Struggle in the streets of Seoul
reports from South Korea on this year's renewal of radical protests.
MORE THAN 100,000 people took to the streets of Seoul November 14 in South Korea's largest demonstration since 2008. The protesters were opposing the government's neoliberal program and called for the resignation of conservative President Park Geun-hye.
Thousands of buses from around the country converged on the nation's capital, bringing protesters who represented 53 different organizations. Organizers of the demonstration included the main labor federation, the Korean Confederation of Trade Unions (KCTU), several farmers' unions and the Labor Party, among many other groups.
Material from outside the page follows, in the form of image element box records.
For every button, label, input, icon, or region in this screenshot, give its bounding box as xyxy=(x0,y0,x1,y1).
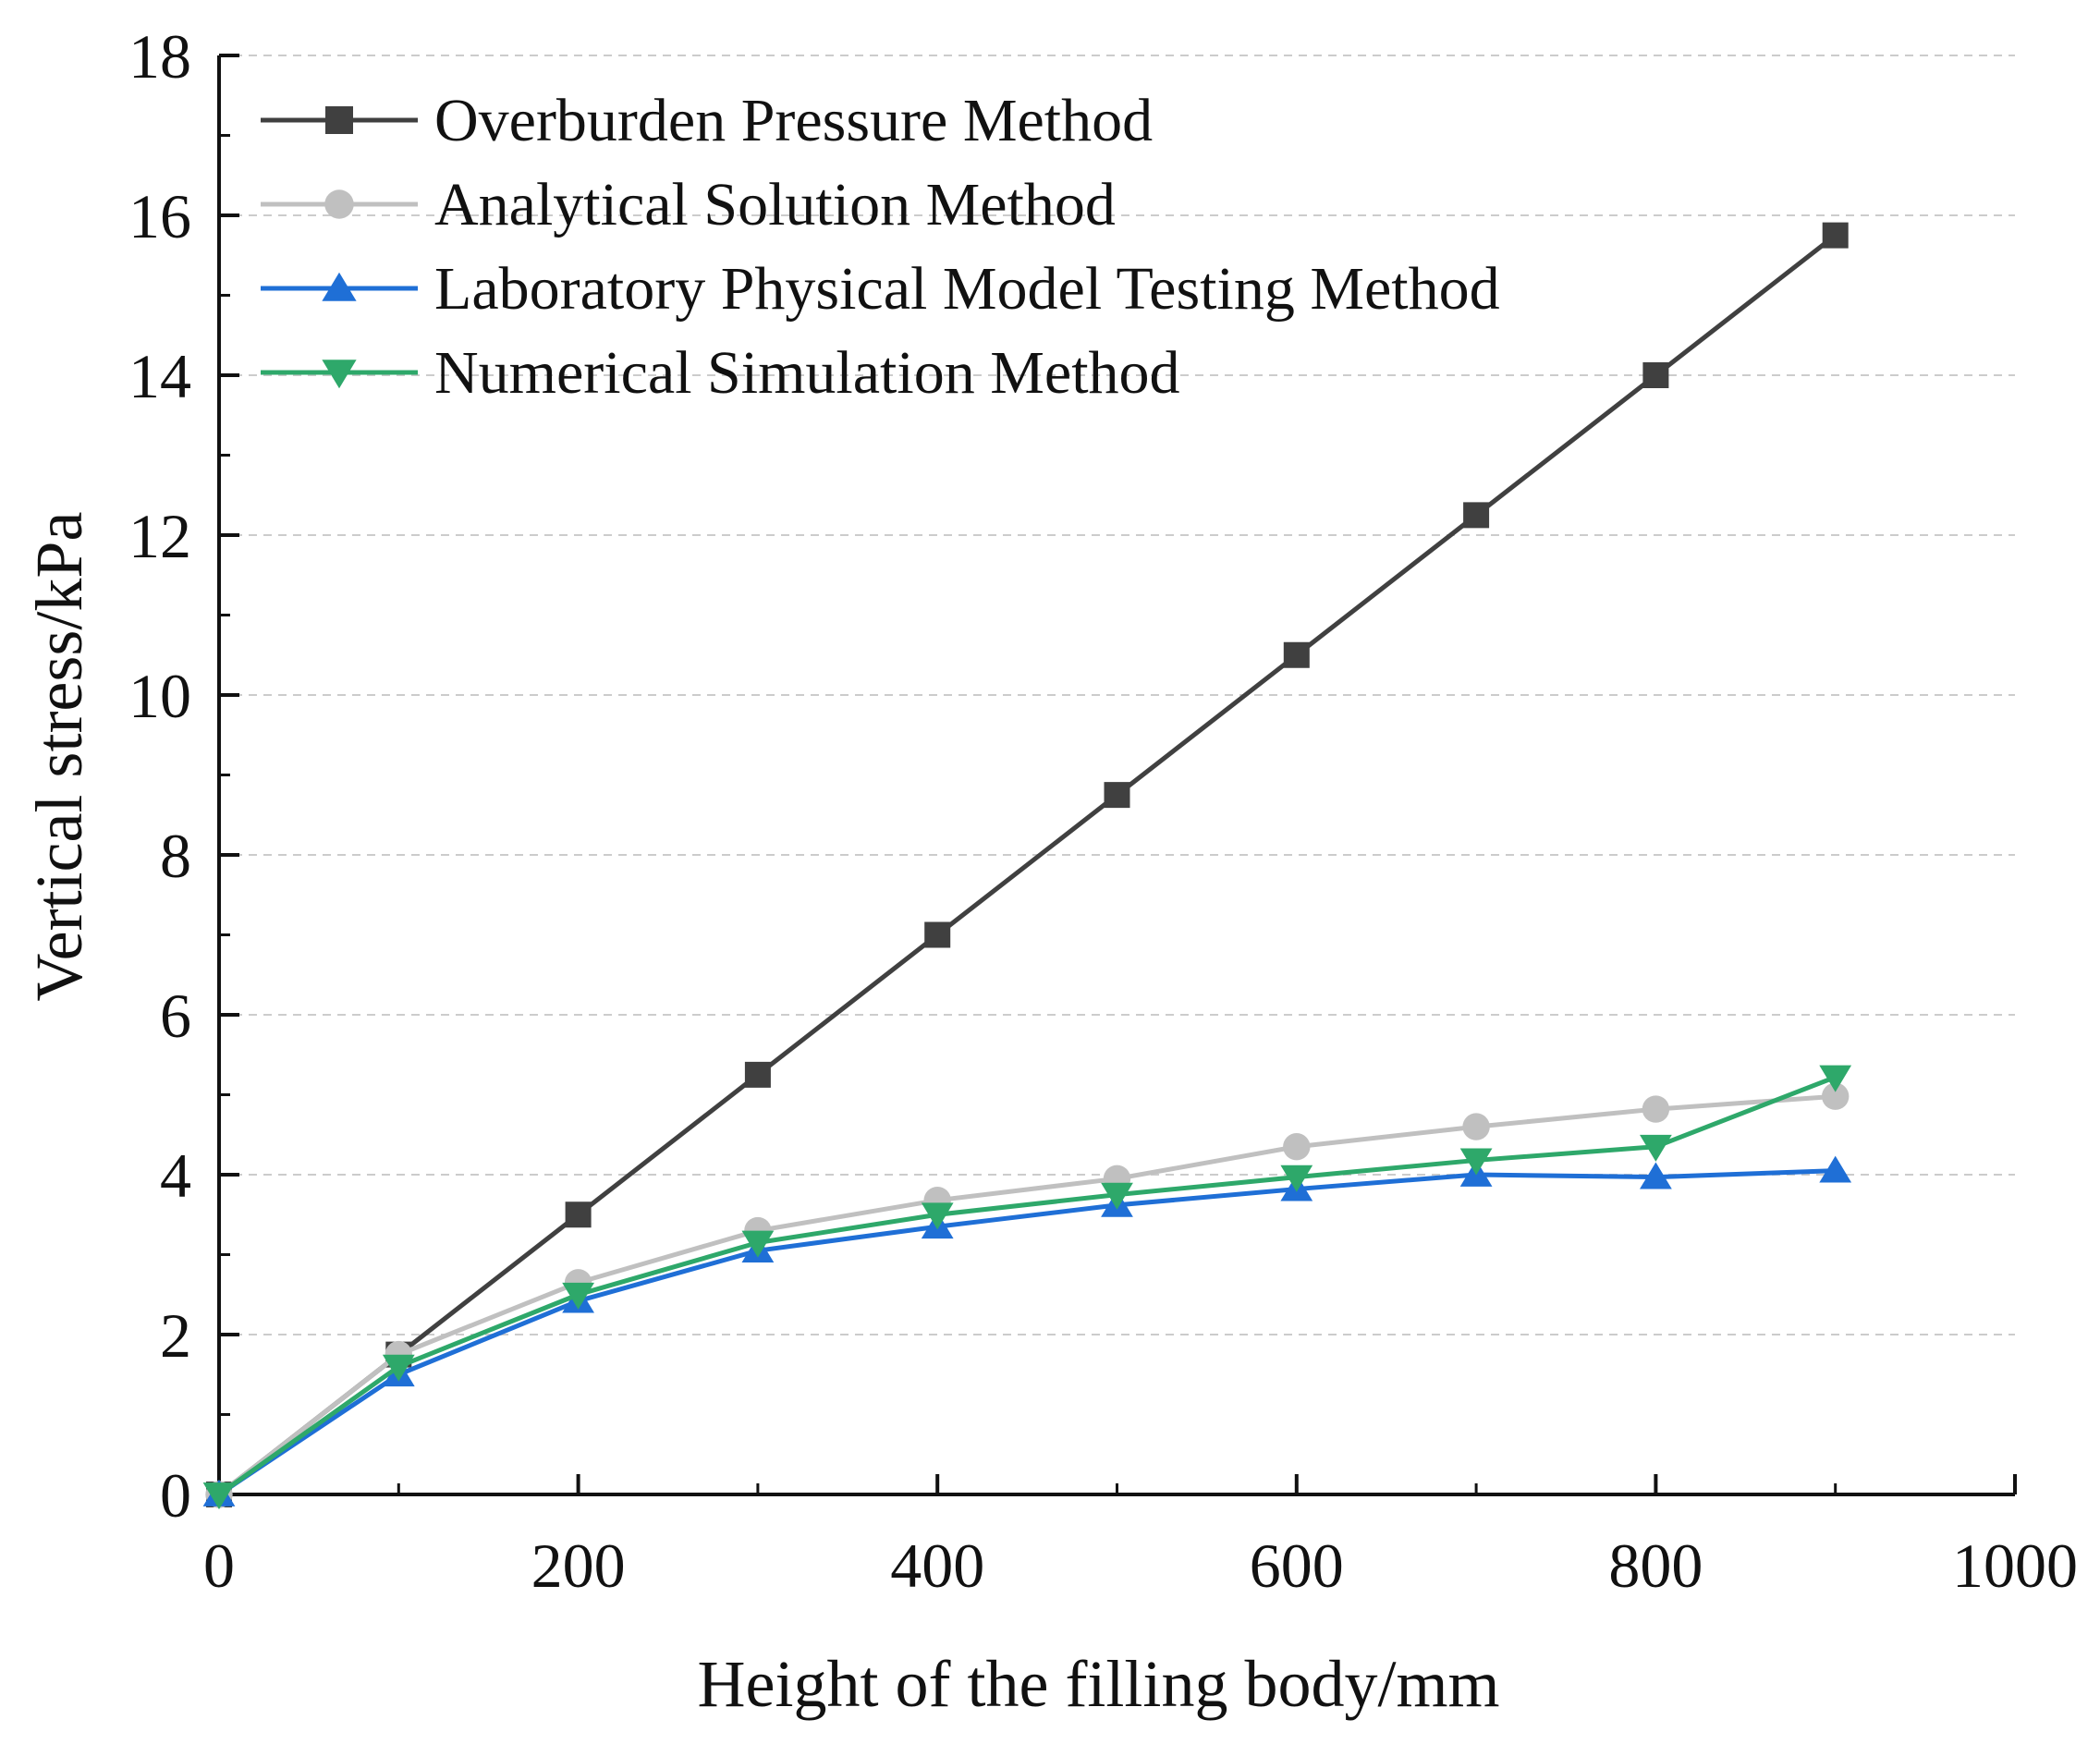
data-point xyxy=(562,1282,594,1310)
data-point xyxy=(741,1230,775,1258)
legend-item: Numerical Simulation Method xyxy=(261,339,1180,407)
legend-label: Numerical Simulation Method xyxy=(434,339,1180,407)
y-tick-label: 0 xyxy=(160,1460,191,1531)
x-tick-label: 800 xyxy=(1608,1531,1703,1601)
legend-item: Laboratory Physical Model Testing Method xyxy=(261,255,1500,323)
y-tick-label: 4 xyxy=(160,1140,191,1211)
gridlines xyxy=(219,55,2015,1335)
data-point xyxy=(1462,1113,1490,1140)
y-tick-label: 12 xyxy=(128,501,191,571)
legend-marker xyxy=(322,360,357,389)
data-point xyxy=(1463,502,1490,529)
legend-marker xyxy=(322,272,357,301)
data-point xyxy=(1642,1095,1670,1123)
data-point xyxy=(921,1202,954,1230)
legend: Overburden Pressure Method Analytical Sol… xyxy=(261,87,1500,407)
data-point xyxy=(202,1482,236,1510)
series-3 xyxy=(202,1155,1852,1506)
data-point xyxy=(924,921,951,948)
series-1 xyxy=(206,222,1849,1507)
x-tick-label: 200 xyxy=(531,1531,626,1601)
series-line xyxy=(217,1093,1836,1496)
legend-label: Analytical Solution Method xyxy=(434,171,1116,238)
series-2 xyxy=(205,1082,1850,1508)
data-point xyxy=(1640,1162,1672,1189)
data-point xyxy=(1283,1133,1311,1161)
y-axis-title: Vertical stress/kPa xyxy=(22,512,96,1002)
y-tick-label: 14 xyxy=(128,341,191,411)
data-point xyxy=(1640,1134,1672,1162)
data-point xyxy=(1642,362,1669,388)
x-axis-title: Height of the filling body/mm xyxy=(698,1647,1500,1721)
legend-marker xyxy=(325,106,353,134)
data-point xyxy=(565,1201,592,1228)
ticks: 0 2 4 6 8 10 12 14 16 18 0 200 400 600 800 1000 xyxy=(128,21,2078,1601)
data-point xyxy=(1459,1148,1493,1176)
series-line xyxy=(217,1168,1836,1497)
data-point xyxy=(1822,222,1849,249)
data-point xyxy=(744,1061,771,1088)
legend-item: Analytical Solution Method xyxy=(261,171,1116,238)
legend-label: Laboratory Physical Model Testing Method xyxy=(434,255,1500,323)
series xyxy=(202,222,1852,1510)
x-tick-label: 1000 xyxy=(1952,1531,2078,1601)
series-line xyxy=(217,1075,1837,1497)
data-point xyxy=(1101,1182,1133,1210)
data-point xyxy=(1104,782,1130,809)
y-tick-label: 10 xyxy=(128,661,191,731)
legend-item: Overburden Pressure Method xyxy=(261,87,1153,154)
legend-marker xyxy=(324,189,354,219)
data-point xyxy=(1822,1082,1850,1110)
data-point xyxy=(1283,641,1310,668)
legend-label: Overburden Pressure Method xyxy=(434,87,1153,154)
data-point xyxy=(382,1354,415,1382)
y-tick-label: 2 xyxy=(160,1300,191,1371)
x-tick-label: 0 xyxy=(203,1531,235,1601)
y-tick-label: 18 xyxy=(128,21,191,91)
x-tick-label: 600 xyxy=(1250,1531,1344,1601)
data-point xyxy=(1819,1065,1852,1092)
data-point xyxy=(1819,1155,1852,1183)
y-tick-label: 16 xyxy=(128,181,191,251)
y-tick-label: 6 xyxy=(160,981,191,1051)
series-4 xyxy=(202,1065,1852,1510)
series-line xyxy=(217,233,1838,1496)
data-point xyxy=(1280,1165,1313,1192)
x-tick-label: 400 xyxy=(890,1531,984,1601)
y-tick-label: 8 xyxy=(160,821,191,891)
After a rally, protesters marched to the Blue House where the president's offices are located. They were met by large numbers of riot police armed with water cannons that sprayed a liquid laced with pepper spray. Police buses illegally blocked the street, leading to a clash between demonstrators and the cops, with more than 50 protesters arrested. Aggression from the police extended to a nearby subway station, which was closed for the remainder of the day.
Among the 30 protesters and 110 police officers injured was Baek Nam-gi, a 69-year-old farmer who remains in critical condition after he was knocked unconscious by the water cannons. Forty years earlier, the farmer had protested against President Park's father, the dictator Park Chung-hee, who ruled from 1961 until he was assassinated in 1979.
Now, the government is vowing a crackdown against any further "violent" protests. Officials say they will use video footage of the protests to identify protesters, including union leaders, so they can be arrested and charged.
THERE ARE a range of political issues that motivated the big turnout on November 14.
The government's proposals for "reforming" labor laws are high on the list. Park's administration wants to make the Korean labor market more "flexible"--which, in reality, means giving companies more freedom to fire employees at will, base wages on "merit" instead of seniority and employ more temporary workers working irregular hours, without the protect of a contract or a union.
Another burning issue is the government's plan to require schools to use a single government-approved history textbook, rather than the books currently available from eight different companies. Park's conservative government ludicrously claims that current textbooks promote North Korean ideology and are too critical of the South Korean government--and that the new books would foster national unity.
Opponents of the government say the new textbook would actually glorify previous dictators such as Park Chung-hee, defend the right-wingers who collaborated with the Japanese occupation in the years leading up to the Second World War, and cover up human rights violations from that era.
2015 has seen a growing number of protests for the labor movement in Korea. The first demonstration in April drew 10,000 people to defend labor rights and demand justice in the case of the Sewol ferry sinking, which killed 300 people the previous April. One week later, May Day protests lasted two days and continued the struggle for labor rights.
Immediately after May Day, union leaders scheduled the demonstration for six months later. Activists chose mid-November 14 because it is a traditional activist anniversary to memorialize of workers' rights activist Jeon Tae-il, who died by self-immolation on November 13, 1970, in a protest against terrible conditions in Korean sweatshops. This act helped catapult the youth labor movement.
Despite the government's threats of repression, the struggle will continue. Next month, workers in several auto factories are planning to go on strike against the use of temporary workers. Member unions of the labor federation are deciding whether to join the strike in solidarity.